The set is then divided into a training sub-set and a testing sub-set and fed to a neural network. Different structures for the NN are designed and evaluated in terms of complexity, under/overfitting, variance and bias.
Every possible board is designated by an int 0 < board < 3^9, which expressed in base 3 indicates the content of each of the 9 holes: 0 means empty, 1 means first player's sign and 2 means second player's sign. For the visual representation, the signs used are '.' for empty, 'X' for the first player and 'O' for the second player. After elimination of invalid boards (wrong number of signs or both players have a line) and reduction of identical positions (up to rotation and reflexion), only 627 boards remain.
The base-3 board number encodes the position of the holes not in a linear way, but following a magic square:
1 | 6 | 5 |
---|---|---|
8 | 4 | 0 |
3 | 2 | 7 |
The advantage of this arrangement is that every possible line (horizontal, vertical or diagonal) adds up to 12. This fact symplifies the detection of wins.

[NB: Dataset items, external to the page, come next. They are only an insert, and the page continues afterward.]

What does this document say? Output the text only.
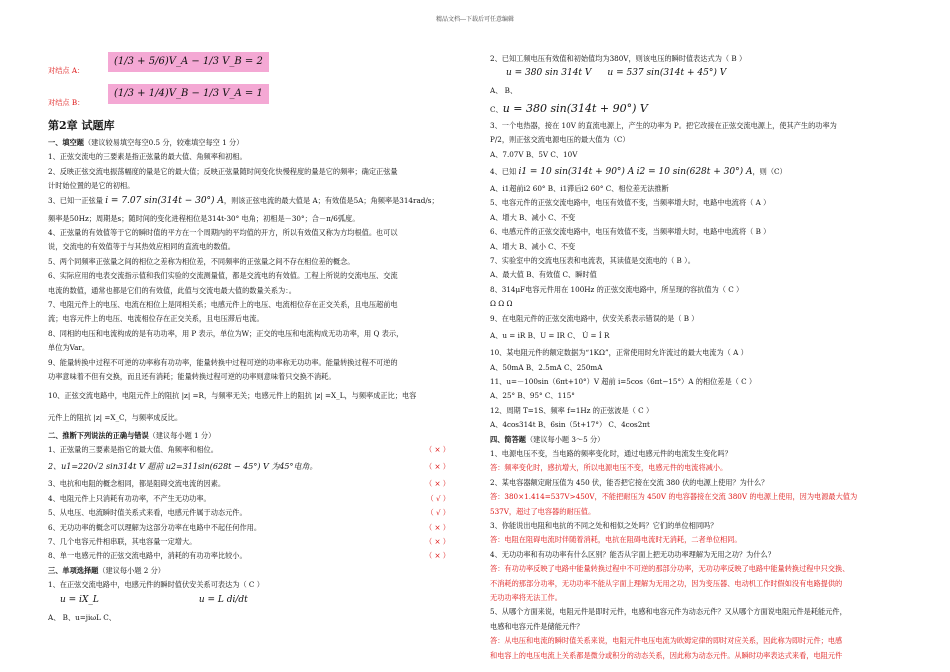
精品文档---下载后可任意编辑
对结点 A：
(1/3 + 5/6)V_A − 1/3 V_B = 2
对结点 B：
(1/3 + 1/4)V_B − 1/3 V_A = 1
第2章 试题库
一、填空题（建议较易填空每空0.5 分，较难填空每空 1 分）
1、正弦交流电的三要素是指正弦量的最大值、角频率和初相。
2、反映正弦交流电振荡幅度的量是它的最大值；反映正弦量随时间变化快慢程度的量是它的频率；确定正弦量
计时始位置的是它的初相。
3、已知一正弦量 i = 7.07 sin(314t − 30°) A，则该正弦电流的最大值是 A；有效值是5A；角频率是314rad/s；
频率是50Hz；周期是s；随时间的变化进程相位是314t-30° 电角；初相是－30°；合－π/6弧度。
4、正弦量的有效值等于它的瞬时值的平方在一个周期内的平均值的开方，所以有效值又称为方均根值。也可以
说，交流电的有效值等于与其热效应相同的直流电的数值。
5、两个同频率正弦量之间的相位之差称为相位差，不同频率的正弦量之间不存在相位差的概念。
6、实际应用的电表交流指示值和我们实验的交流测量值，都是交流电的有效值。工程上所说的交流电压、交流
电流的数值，通常也都是它们的有效值，此值与交流电最大值的数量关系为：。
7、电阻元件上的电压、电流在相位上是同相关系；电感元件上的电压、电流相位存在正交关系，且电压超前电
流；电容元件上的电压、电流相位存在正交关系，且电压滞后电流。
8、同相的电压和电流构成的是有功功率，用 P 表示，单位为W；正交的电压和电流构成无功功率，用 Q 表示，
单位为Var。
9、能量转换中过程不可逆的功率称有功功率，能量转换中过程可逆的功率称无功功率。能量转换过程不可逆的
功率意味着不但有交换，而且还有消耗；能量转换过程可逆的功率则意味着只交换不消耗。
10、正弦交流电路中，电阻元件上的阻抗 |z| =R，与频率无关；电感元件上的阻抗 |z| =X_L，与频率成正比；电容
元件上的阻抗 |z| =X_C，与频率成反比。
二、推断下列说法的正确与错误（建议每小题 1 分）
1、正弦量的三要素是指它的最大值、角频率和相位。	（ × ）
2、u1=220√2 sin314t V 超前 u2=311sin(628t − 45°) V 为45°电角。	（ × ）
3、电抗和电阻的概念相同，都是阻碍交流电流的因素。	（ × ）
4、电阻元件上只消耗有功功率，不产生无功功率。	（ √ ）
5、从电压、电流瞬时值关系式来看，电感元件属于动态元件。	（ √ ）
6、无功功率的概念可以理解为这部分功率在电路中不起任何作用。	（ × ）
7、几个电容元件相串联，其电容量一定增大。	（ × ）
8、单一电感元件的正弦交流电路中，消耗的有功功率比较小。	（ × ）
三、单项选择题（建议每小题 2 分）
1、在正弦交流电路中，电感元件的瞬时值伏安关系可表达为（ C ）
u = iX_L	u = L di/dt
A、 B、u=jiωL C、
2、已知工频电压有效值和初始值均为380V，则该电压的瞬时值表达式为（ B ）
u = 380 sin 314t V u = 537 sin(314t + 45°) V
A、 B、
C、u = 380 sin(314t + 90°) V
3、一个电热器，接在 10V 的直流电源上，产生的功率为 P。把它改接在正弦交流电源上，使其产生的功率为
P/2，则正弦交流电源电压的最大值为（C）
A、7.07V B、5V C、10V
4、已知 i1 = 10 sin(314t + 90°) A i2 = 10 sin(628t + 30°) A，则（C）
A、i1超前i2 60° B、i1滞后i2 60° C、相位差无法推断
5、电容元件的正弦交流电路中，电压有效值不变，当频率增大时，电路中电流将（ A ）
A、增大 B、减小 C、不变
6、电感元件的正弦交流电路中，电压有效值不变，当频率增大时，电路中电流将（ B ）
A、增大 B、减小 C、不变
7、实验室中的交流电压表和电流表，其读值是交流电的（ B ）。
A、最大值 B、有效值 C、瞬时值
8、314μF电容元件用在 100Hz 的正弦交流电路中，所呈现的容抗值为（ C ）
Ω Ω Ω
9、在电阻元件的正弦交流电路中，伏安关系表示错误的是（ B ）
A、u = iR B、U = IR C、 U̇ = İ R
10、某电阻元件的额定数据为“1KΩ”，正常使用时允许流过的最大电流为（ A ）
A、50mA B、2.5mA C、250mA
11、u=－100sin（6πt+10°）V 超前 i=5cos（6πt−15°）A 的相位差是（ C ）
A、25° B、95° C、115°
12、周期 T=1S、频率 f=1Hz 的正弦波是（ C ）
A、4cos314t B、6sin（5t+17°） C、4cos2πt
四、简答题（建议每小题 3～5 分）
1、电源电压不变，当电路的频率变化时，通过电感元件的电流发生变化吗？
答：频率变化时，感抗增大，所以电源电压不变，电感元件的电流将减小。
2、某电容器额定耐压值为 450 伏，能否把它接在交流 380 伏的电源上使用？为什么？
答：380×1.414=537V>450V，不能把耐压为 450V 的电容器接在交流 380V 的电源上使用，因为电源最大值为
537V，超过了电容器的耐压值。
3、你能说出电阻和电抗的不同之处和相似之处吗？它们的单位相同吗？
答：电阻在阻碍电流时伴随着消耗，电抗在阻碍电流时无消耗，二者单位相同。
4、无功功率和有功功率有什么区别？能否从字面上把无功功率理解为无用之功？为什么？
答：有功功率反映了电路中能量转换过程中不可逆的那部分功率，无功功率反映了电路中能量转换过程中只交换、
不消耗的那部分功率，无功功率不能从字面上理解为无用之功，因为变压器、电动机工作时假如没有电路提供的
无功功率将无法工作。
5、从哪个方面来说，电阻元件是即时元件，电感和电容元件为动态元件？又从哪个方面说电阻元件是耗能元件，
电感和电容元件是储能元件？
答：从电压和电流的瞬时值关系来说，电阻元件电压电流为欧姆定律的即时对应关系，因此称为即时元件；电感
和电容上的电压电流上关系都是微分或积分的动态关系，因此称为动态元件。从瞬时功率表达式来看，电阻元件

There are 8 symmetry operations, which are encoded in the following way:
n | operation |
---|---|
0 | identity |
1 | 90º turn right |
2 | 180º turn |
3 | 270º turn right |
4 | vertical mirror |
5 | left diagonal mirror (equivalent to operations 4 then 3) |
6 | horizontal mirror (equivalent to operations 4 then 2) |
5 | right diagonal mirror (equivalent to operations 4 then 1) |
The backtracking algorithm arranges the 627 boards, together with information of multiplicity and optimality of every position in that board, into nodes in a network.
An output of board numbers and optimal positions is generated, both reduced (only 627 boards) and extended (4520 boards, rotations and reflexions included).
It is the possible to play the game, either 0, 1 or 2 human players.
Implement the neural network.
Optimise the structure of the network in terms of complexity, under/overfitting, variance and bias.